The population of the village is 15000. Among them 9000 read Magazine A, 7500 read Magazine B, and 40% read both magazines.

1. Find the percentage of $\rm n(A \cap B)$.
2. Find the value of $\rm n(A \cup B)$.
3. Find the number of people who don't read both magazines.
4. Find the percent of people who don't read both magazines.

In an exam, 70% of the examinees passed in Science, 75% in Maths, 10% of them failed in both subjects, and 220 examinees passed in both subjects. If S and M are the set of examinees passed in Science and Maths respectively, then answer the following questions:

1. Find the percentage of n(S $\rm \cup$ M).
2. FInd the percentage of n(S $\rm \cap$ M).
3. Find the total number of students.
4. What percentage in the Venn diagram has been covered by n(S $\rm \triangle$ M)?

45% of the students of a school play basketball, 40% play cricket, and 30% play both. If 360 students play neither basketball nor cricket then answer the following questions:

1. If B and C represent the sets of students who like basketball and cricket, respectively, what percentage represents $\rm n \overline { \left ( C \cup B \right )} $ in the question?
2. Find the number of students who play either basketball or cricket.
3. Find the total number of students.
4. Find the number of students who play basketball only.

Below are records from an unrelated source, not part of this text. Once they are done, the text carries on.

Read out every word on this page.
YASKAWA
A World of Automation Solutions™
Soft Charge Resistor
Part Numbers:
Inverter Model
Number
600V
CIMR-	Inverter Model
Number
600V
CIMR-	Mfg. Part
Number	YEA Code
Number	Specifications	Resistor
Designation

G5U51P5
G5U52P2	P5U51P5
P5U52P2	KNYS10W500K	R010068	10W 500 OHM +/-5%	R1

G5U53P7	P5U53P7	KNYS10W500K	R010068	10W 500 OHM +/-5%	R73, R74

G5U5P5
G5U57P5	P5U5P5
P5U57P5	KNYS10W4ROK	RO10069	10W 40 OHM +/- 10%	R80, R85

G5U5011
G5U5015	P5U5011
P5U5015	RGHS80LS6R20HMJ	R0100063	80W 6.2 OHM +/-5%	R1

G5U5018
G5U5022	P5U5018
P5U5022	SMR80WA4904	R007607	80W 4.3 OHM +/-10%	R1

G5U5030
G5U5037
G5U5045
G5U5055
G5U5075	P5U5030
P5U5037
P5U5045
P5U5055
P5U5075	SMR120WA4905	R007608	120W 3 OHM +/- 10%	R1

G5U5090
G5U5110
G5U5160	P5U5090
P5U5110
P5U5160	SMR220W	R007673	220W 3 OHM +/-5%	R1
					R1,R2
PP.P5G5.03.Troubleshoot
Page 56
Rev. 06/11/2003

In an examination, it was found that 55% failed in Maths and 45% failed in English. If 35% passed in both subjects

1. What percent failed in Maths only?
2. What percent failed in English only?
3. Represent the above information in a Venn diagram.
4. Find the percentage of students who failed in both subjects.

Out of 100 students, 80 passed in Science, 71 in Mathematics, 10 failed in both subjects, and 7 did not appear in an examination.

1. Let S and M represent the sets of students who were passed in science and Maths respectively, then find n(S) and n(M).
2. Find the number of students who passed in either Science or Mathematics.
3. Find the number of students who passed in both subjects.
4. Represent the above information in a Venn diagram.

Out of 90 civil servants, 65 were working in the office, 50 were working in the field and 35 were working in both the premises (sites).

1. Let O and F represent the set of civil servants working in office and field respectively, then find $\rm n(F)$ and $\rm n(O \cap F)$.
2. Represent the given information in a Venn diagram.
3. How many civil servants were absent?
4. How many civil servants were working in the field only?

In sets A and B, A has 50 members, B has 60 members, and 30 members are the same in both sets. By how many elements $\rm (A \cup B)$ is formed?